If there was one thing we bonded over most though, it was our displacement. He totally saw through my shouty confidence masquerading my deep-trenched insecurities. I have always felt older than my time, and as a result felt more comfortable around older people. He felt the reverse, "Yes, the 'real' world....stop the planet, I want to go back to being 19 or 20," he protested (with complementary emojis). We both made each other feel "so alive" as he closed one chat in 2012 - the power of words...

This is what makes me sore the most. In the last year we didn't stick to our contact tradition. There was no reason, just life moving forwards and being time poor and distracted. I was travelling solo in Cambodia in 2014 and I told him I was going to The Killing Fields because we had seen it in his class. He told me to watch what I was going to eat and to tell him all about my experience - every single start to our conversations were pivoted on something I had learned from him and was now using in life. The man was a straight up life lesson.

I wish, wish, wish, wish I had finished off our epic chats better. But I guess the last chat would never have been enough. Everything he ever said and wrote to me, is throbbing in my head now.

He was the kind of person we all imagined in his wizened years still sharing sage advice in the guise of a great hand-me-down experience to laugh and learn from like he always did. He wouldn't have been a typical old person force feeding juniors finger wagging, pretentious 'wisdom' - no, he was real.

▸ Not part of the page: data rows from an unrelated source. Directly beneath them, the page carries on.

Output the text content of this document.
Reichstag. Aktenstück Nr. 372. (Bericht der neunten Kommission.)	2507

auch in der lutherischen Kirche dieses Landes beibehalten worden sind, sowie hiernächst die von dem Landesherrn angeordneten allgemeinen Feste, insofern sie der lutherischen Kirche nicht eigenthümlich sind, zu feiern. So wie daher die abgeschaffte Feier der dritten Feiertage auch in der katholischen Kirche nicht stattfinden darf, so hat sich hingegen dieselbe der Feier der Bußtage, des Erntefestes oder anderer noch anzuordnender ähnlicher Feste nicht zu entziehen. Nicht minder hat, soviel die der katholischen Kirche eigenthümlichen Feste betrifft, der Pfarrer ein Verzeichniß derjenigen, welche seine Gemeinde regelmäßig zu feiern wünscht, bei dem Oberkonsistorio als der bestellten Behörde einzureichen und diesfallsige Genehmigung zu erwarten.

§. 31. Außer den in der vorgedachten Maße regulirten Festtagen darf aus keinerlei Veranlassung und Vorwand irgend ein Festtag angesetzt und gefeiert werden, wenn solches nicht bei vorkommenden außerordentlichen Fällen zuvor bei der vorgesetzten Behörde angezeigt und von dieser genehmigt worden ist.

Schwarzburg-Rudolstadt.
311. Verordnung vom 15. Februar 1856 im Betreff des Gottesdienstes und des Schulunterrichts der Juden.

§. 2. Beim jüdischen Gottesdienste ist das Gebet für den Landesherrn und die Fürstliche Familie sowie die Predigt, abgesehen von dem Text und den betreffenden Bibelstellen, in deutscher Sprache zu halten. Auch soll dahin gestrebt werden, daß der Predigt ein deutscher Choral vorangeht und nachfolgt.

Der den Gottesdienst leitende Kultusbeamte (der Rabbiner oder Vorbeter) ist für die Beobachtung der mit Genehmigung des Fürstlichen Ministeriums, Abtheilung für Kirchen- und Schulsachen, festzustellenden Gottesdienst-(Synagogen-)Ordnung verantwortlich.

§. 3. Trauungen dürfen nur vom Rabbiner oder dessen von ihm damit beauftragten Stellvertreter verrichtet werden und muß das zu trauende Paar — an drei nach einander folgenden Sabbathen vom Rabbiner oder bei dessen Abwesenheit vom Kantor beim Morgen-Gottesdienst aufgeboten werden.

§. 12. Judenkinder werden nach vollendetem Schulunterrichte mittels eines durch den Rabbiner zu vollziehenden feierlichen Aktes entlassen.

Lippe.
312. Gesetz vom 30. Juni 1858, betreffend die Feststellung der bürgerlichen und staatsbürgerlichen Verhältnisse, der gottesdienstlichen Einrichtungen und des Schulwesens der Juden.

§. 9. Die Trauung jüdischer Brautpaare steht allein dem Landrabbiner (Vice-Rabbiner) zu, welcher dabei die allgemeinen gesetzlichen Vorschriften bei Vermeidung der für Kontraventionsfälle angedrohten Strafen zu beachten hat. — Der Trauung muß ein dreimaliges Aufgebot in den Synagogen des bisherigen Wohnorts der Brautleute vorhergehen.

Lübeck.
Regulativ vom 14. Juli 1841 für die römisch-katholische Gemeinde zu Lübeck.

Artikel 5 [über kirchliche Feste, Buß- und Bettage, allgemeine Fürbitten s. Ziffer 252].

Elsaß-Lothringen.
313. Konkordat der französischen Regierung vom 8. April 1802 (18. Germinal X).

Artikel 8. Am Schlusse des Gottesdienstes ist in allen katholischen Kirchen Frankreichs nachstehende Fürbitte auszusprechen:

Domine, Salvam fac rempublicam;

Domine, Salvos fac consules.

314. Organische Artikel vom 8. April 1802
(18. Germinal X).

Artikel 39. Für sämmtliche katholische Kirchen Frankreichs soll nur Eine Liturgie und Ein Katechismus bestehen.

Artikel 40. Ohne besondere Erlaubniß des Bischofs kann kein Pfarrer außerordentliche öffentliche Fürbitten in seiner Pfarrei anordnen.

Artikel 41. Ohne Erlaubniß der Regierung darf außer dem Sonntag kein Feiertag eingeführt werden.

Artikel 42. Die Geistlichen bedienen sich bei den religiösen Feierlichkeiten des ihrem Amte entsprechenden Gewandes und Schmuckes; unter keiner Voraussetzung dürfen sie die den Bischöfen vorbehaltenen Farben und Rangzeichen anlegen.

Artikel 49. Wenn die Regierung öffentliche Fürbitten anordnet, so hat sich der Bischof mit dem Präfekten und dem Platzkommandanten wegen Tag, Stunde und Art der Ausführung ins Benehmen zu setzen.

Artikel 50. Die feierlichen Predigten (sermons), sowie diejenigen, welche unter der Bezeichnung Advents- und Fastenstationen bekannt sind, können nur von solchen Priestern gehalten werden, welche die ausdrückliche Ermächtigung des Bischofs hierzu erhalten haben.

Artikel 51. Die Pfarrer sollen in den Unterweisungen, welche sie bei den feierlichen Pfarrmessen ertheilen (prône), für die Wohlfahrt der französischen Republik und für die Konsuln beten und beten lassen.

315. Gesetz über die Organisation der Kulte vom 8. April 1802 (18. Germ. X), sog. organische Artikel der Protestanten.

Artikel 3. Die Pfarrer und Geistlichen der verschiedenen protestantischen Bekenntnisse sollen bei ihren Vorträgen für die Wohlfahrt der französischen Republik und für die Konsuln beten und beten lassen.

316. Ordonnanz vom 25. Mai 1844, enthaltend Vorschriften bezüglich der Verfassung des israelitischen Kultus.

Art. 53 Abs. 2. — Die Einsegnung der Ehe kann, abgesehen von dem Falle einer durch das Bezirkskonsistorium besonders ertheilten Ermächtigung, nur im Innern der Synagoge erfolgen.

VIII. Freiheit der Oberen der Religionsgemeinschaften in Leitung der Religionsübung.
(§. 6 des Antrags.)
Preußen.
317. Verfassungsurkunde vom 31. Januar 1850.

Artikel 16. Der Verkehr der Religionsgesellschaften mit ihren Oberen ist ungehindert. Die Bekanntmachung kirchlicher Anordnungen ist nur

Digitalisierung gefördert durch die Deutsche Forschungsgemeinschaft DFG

And as great teachers go, he went against the grain of the exam factory culture. He would put on movies that would better our understanding of life. One of those films was The Power of One. As I recall the premise of it, my cheeks are slick with tears because it couldn't be more fitting to his soul. It's a film about a young English boy named PeeKay whose passion it was to change the world. Through trying times in an Akfrikaans school to becoming an orphan and being placed in the care of a hard German named Doc, PeeKay gets put through the wringer till he comes out strong and pioneers for a better and brighter South Africa.

There was a moment in the film when PeeKay gets told, in one cold-hearted beat: "Your mother is dead." I will never forget watching KP being so involved in that scene as if it was the first time watching it, blasting: "WOW. What a way to tell you your mother died!" KP loved his mum so dearly, I'm comforted by the fact they're now in each others arms.

In moving around the world in various posts, he sprinkled his magic on the next batch of unwitting students who, if they don't already realise, are better and brighter because of him.

Till we meet again my KP, where we'll pick up where we left off and continue to "love the way we say things".